Here’s how to go about finding and securing passion that’s sure to fill your life with happiness.
Get to it
The first step is often the hardest.
Whatever it is, and you know what it is by now, do it. If it’s something easy like going to the gym, or something terribly hard like quitting your job and moving to Montana to teach white-water rafting like you always dreamed of, just, do, it.
If it’s in your dreams, it’s closer than you think.
“Just do it.” Experts will tell you this. What they may not tell you is how hard it is to just do it. We get so engrained in our comfortable routines that even ditching dinner plans to order a pizza becomes seemingly impossible.

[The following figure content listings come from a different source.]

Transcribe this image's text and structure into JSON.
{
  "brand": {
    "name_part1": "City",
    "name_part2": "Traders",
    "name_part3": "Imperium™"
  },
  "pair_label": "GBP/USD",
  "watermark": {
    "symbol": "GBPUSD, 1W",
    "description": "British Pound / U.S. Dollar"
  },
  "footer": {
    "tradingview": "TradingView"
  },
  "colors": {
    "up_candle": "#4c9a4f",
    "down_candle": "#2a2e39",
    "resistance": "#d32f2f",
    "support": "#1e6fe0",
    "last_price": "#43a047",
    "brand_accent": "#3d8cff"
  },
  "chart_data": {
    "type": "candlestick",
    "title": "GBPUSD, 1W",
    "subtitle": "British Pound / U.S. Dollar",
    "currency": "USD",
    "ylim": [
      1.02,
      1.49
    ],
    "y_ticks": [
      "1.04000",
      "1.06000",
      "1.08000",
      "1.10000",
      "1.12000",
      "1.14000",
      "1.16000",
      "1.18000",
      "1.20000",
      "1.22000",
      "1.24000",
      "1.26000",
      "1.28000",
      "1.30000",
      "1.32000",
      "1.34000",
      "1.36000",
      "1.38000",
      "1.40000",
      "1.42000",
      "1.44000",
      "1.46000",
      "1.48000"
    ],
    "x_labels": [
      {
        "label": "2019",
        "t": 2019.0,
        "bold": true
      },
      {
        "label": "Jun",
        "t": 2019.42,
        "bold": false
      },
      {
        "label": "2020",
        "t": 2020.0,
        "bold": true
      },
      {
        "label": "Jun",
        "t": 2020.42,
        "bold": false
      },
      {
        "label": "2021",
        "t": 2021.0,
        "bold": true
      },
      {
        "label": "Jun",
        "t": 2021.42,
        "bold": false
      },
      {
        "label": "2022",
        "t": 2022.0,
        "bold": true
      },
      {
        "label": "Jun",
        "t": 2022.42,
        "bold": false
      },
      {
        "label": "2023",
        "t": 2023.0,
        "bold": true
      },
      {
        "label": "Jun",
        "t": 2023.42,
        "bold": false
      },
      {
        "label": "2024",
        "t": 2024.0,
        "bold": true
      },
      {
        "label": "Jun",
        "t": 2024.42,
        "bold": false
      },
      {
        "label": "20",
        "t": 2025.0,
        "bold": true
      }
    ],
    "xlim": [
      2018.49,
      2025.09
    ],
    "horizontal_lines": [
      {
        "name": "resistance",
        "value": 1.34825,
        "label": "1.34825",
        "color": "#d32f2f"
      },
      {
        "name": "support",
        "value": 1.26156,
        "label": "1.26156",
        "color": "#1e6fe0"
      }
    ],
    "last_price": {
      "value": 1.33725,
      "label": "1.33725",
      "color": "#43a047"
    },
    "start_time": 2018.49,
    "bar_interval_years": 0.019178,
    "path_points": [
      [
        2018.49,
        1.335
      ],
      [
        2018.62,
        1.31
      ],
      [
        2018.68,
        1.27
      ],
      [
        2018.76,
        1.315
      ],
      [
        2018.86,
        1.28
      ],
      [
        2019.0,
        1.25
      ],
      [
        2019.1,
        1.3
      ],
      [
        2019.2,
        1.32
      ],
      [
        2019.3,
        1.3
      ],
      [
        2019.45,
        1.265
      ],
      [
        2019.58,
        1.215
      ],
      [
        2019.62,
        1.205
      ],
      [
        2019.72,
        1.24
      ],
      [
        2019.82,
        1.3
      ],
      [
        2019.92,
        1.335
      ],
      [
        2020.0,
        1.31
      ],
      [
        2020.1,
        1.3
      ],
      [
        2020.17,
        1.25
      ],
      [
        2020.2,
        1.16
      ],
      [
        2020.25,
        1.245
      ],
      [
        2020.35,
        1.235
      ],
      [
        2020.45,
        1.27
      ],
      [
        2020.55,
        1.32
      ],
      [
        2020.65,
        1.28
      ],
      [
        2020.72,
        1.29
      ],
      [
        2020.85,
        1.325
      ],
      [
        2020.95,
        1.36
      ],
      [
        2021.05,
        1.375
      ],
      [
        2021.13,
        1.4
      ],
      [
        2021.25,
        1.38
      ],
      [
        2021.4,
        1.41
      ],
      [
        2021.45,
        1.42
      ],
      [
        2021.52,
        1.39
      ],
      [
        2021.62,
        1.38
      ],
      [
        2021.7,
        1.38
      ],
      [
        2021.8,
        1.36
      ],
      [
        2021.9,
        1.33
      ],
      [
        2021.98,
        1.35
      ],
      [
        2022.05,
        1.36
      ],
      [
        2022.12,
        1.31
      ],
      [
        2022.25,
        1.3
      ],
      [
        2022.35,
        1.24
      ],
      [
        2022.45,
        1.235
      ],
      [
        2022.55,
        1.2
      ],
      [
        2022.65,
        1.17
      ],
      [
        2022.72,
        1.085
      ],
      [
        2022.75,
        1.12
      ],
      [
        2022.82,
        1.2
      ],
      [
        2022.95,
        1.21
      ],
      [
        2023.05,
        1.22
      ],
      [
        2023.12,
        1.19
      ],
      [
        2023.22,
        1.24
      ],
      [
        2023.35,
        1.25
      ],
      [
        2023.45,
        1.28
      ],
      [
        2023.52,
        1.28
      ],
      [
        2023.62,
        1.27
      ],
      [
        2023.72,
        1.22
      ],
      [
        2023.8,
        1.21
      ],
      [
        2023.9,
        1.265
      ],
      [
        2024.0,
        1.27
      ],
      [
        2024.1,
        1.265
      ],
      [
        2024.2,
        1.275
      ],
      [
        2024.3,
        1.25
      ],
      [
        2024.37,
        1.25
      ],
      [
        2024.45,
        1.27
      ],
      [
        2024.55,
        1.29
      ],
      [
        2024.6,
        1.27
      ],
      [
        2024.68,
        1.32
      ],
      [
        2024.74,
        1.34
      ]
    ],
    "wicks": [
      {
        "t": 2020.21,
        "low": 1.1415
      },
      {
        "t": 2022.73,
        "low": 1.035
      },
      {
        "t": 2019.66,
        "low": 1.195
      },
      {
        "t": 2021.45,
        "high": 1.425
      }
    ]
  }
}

Outrageous life? At the end of the day none of it even matters.
So, the answer? I love answers. The answer is to start small.
Start changing things in little ways you know how to. Personally, I find setting small, even strange goals, like “tell 5 people to go !$*# themselves” produces good, if not at least interesting changes in life.

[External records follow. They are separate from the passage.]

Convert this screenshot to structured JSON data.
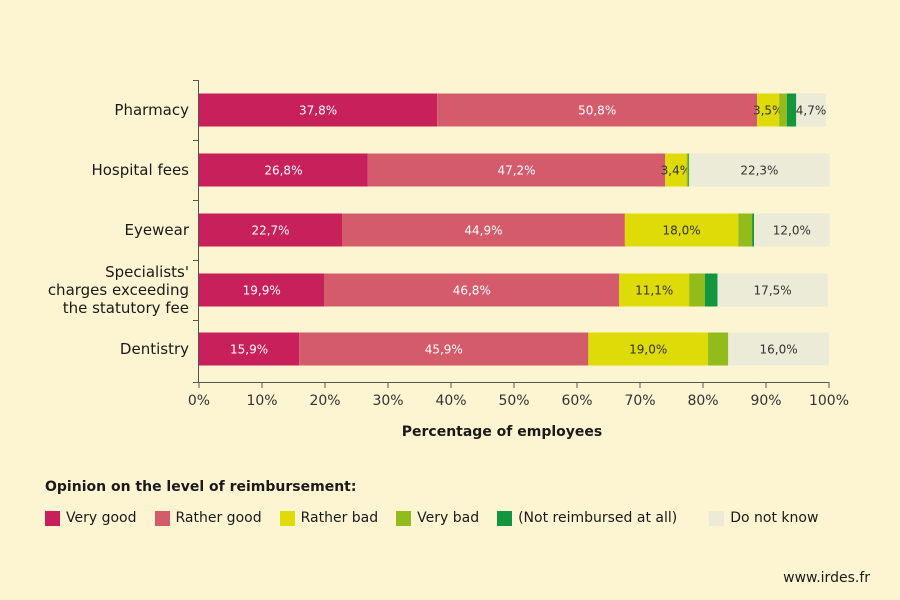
{
  "chart_data": {
    "type": "bar",
    "orientation": "horizontal-stacked-100",
    "categories": [
      "Pharmacy",
      "Hospital fees",
      "Eyewear",
      "Specialists'\ncharges exceeding\nthe statutory fee",
      "Dentistry"
    ],
    "series": [
      {
        "name": "Very good",
        "color": "#c8205a",
        "values": [
          37.8,
          26.8,
          22.7,
          19.9,
          15.9
        ],
        "labels": [
          "37,8%",
          "26,8%",
          "22,7%",
          "19,9%",
          "15,9%"
        ]
      },
      {
        "name": "Rather good",
        "color": "#d45b6b",
        "values": [
          50.8,
          47.2,
          44.9,
          46.8,
          45.9
        ],
        "labels": [
          "50,8%",
          "47,2%",
          "44,9%",
          "46,8%",
          "45,9%"
        ]
      },
      {
        "name": "Rather bad",
        "color": "#dedb08",
        "values": [
          3.5,
          3.4,
          18.0,
          11.1,
          19.0
        ],
        "labels": [
          "3,5%",
          "3,4%",
          "18,0%",
          "11,1%",
          "19,0%"
        ]
      },
      {
        "name": "Very bad",
        "color": "#93bb1c",
        "values": [
          1.2,
          0.3,
          2.2,
          2.5,
          3.2
        ],
        "labels": [
          "",
          "",
          "",
          "",
          ""
        ]
      },
      {
        "name": "(Not reimbursed at all)",
        "color": "#14963e",
        "values": [
          1.5,
          0.1,
          0.3,
          2.0,
          0.0
        ],
        "labels": [
          "",
          "",
          "",
          "",
          ""
        ]
      },
      {
        "name": "Do not know",
        "color": "#ecebd8",
        "values": [
          4.7,
          22.3,
          12.0,
          17.5,
          16.0
        ],
        "labels": [
          "4,7%",
          "22,3%",
          "12,0%",
          "17,5%",
          "16,0%"
        ]
      }
    ],
    "xlabel": "Percentage of employees",
    "xlim": [
      0,
      100
    ],
    "xticks": [
      "0%",
      "10%",
      "20%",
      "30%",
      "40%",
      "50%",
      "60%",
      "70%",
      "80%",
      "90%",
      "100%"
    ],
    "grid": false,
    "legend_position": "bottom"
  },
  "legend": {
    "title": "Opinion on the level of reimbursement:",
    "items": [
      {
        "label": "Very good",
        "color": "#c8205a"
      },
      {
        "label": "Rather good",
        "color": "#d45b6b"
      },
      {
        "label": "Rather bad",
        "color": "#dedb08"
      },
      {
        "label": "Very bad",
        "color": "#93bb1c"
      },
      {
        "label": "(Not reimbursed at all)",
        "color": "#14963e"
      },
      {
        "label": "Do not know",
        "color": "#ecebd8"
      }
    ]
  },
  "source": "www.irdes.fr"
}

But you don’t have to be mean. Try disagreeing. Try just being downright assertive, and force yourself to do so every day. There’s a great article here on being unreasonable you’ll want to read.
If you’re too lazy to read it (most of you will be) I’ll give you the synopsis. Being reasonable means agreeing with a lot of things in life we probably actually, in fact, disagree with. In over-agreeing, we’re hiding the best version of ourselves, which would actually benefit everyone in our midst.

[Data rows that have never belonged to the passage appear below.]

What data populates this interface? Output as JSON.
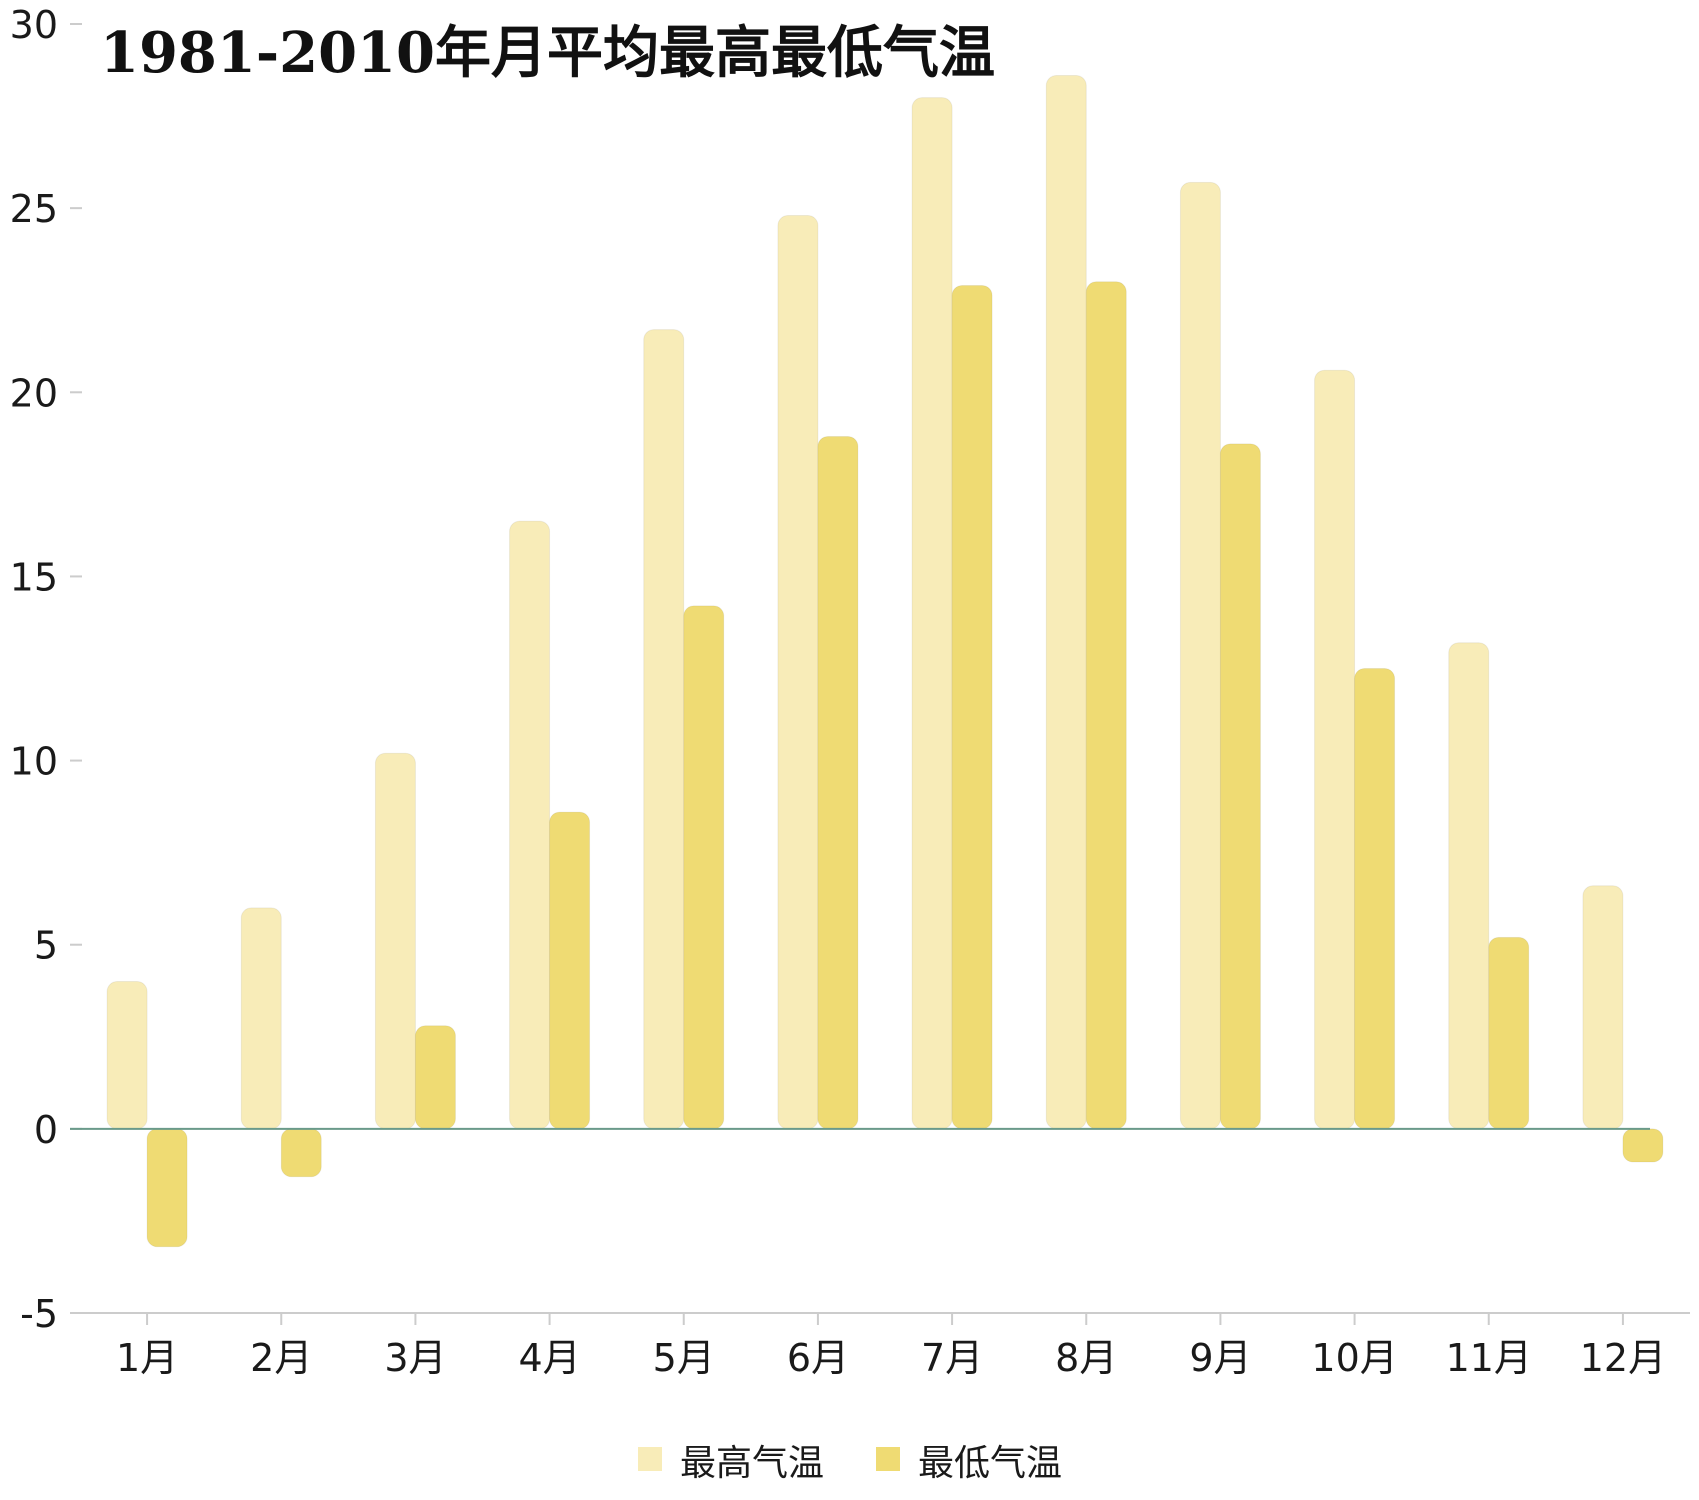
{
  "chart_data": {
    "type": "bar",
    "title": "1981-2010年月平均最高最低气温",
    "categories": [
      "1月",
      "2月",
      "3月",
      "4月",
      "5月",
      "6月",
      "7月",
      "8月",
      "9月",
      "10月",
      "11月",
      "12月"
    ],
    "series": [
      {
        "name": "最高气温",
        "color": "#f8ecb8",
        "values": [
          4.0,
          6.0,
          10.2,
          16.5,
          21.7,
          24.8,
          28.0,
          28.6,
          25.7,
          20.6,
          13.2,
          6.6
        ]
      },
      {
        "name": "最低气温",
        "color": "#efdb73",
        "values": [
          -3.2,
          -1.3,
          2.8,
          8.6,
          14.2,
          18.8,
          22.9,
          23.0,
          18.6,
          12.5,
          5.2,
          -0.9
        ]
      }
    ],
    "yticks": [
      "-5",
      "0",
      "5",
      "10",
      "15",
      "20",
      "25",
      "30"
    ],
    "ylim": [
      -5,
      30
    ],
    "xlabel": "",
    "ylabel": "",
    "legend_position": "bottom-center",
    "grid": false,
    "zero_line_color": "#6a9a8a"
  }
}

So it’s all about being a tad more disagreeable. Well, sort of, as we’ll see.
Focus on YOU
The sad thing about most of our lives is we live for someone else.
Our boss, our spouse, our children. Children may be an exception that deserves utter selfless care, but let’s be honest. We’re our best selves when we’re happy with OURSELVES.
So aside from “just doing it”, “do you.”
Doing YOU can mean a number of things, but again, start small.
My personal recommendation? Start up a blog.
When you start a blog you get to focus solely on your passions, and on building a community around what you love. I’ve seen new bloggers take a small hobby and turn it into their dream passion with the help of a blog. They do this by meeting and learning from others blogging about the same thing!
With a new blog, you can quietly log in the hours all night then turn in. When you awake, you’ll see the great events that transpired, like comments or Facebook likes on your work, for example. All the rewards of blogging tie back to you.
And in today’s golden age of online publishing, it’s almost entirely silly not to have an online presence.
Doing a lot of you when you have the time (trust me, you can find the time) will allow you to be a much better, more selfless person when you’re around those you care about. It may totally rid your depression, if that’s a problem.
The odd thing is you only really have you in the world, despite how many social cues you operate and depend on. So make the you epic.
Compound success
Maybe you’ve already indulged in you and have great results. Maybe you took one yoga class, took 10 more, then became an instructor and started a whole business out of it. Now you love waking up to a bowl of granola and a day full of posing. Great!
For most of us, we’re not quite there yet. But, you’ve surely had successes!
One factor which distinguishes the greats from the goods in the world is the ability to compound on past success. What this means is reminding yourself of your achievements, and leveraging them into greater successes.
For me, it’s all about writing. Good writing, new writing, different writing. Writing for one major name blogging wasn’t nearly enough, so I went ahead and wrote for a lot more.
The thing is, nobody, I mean nobody in life, is going to be your personal cheerleader. People don’t notice success like they used to, because everyone is so caught up in their own lives (you know this).
So it helps to toot your own horn, blow up your successes. The world loves a success story.
Once you’ve found it, own it
I always tell people, if it works and you enjoy doing it, keep doing it. Find new ways to “do it”. And most importantly, don’t let anyone stand in your way.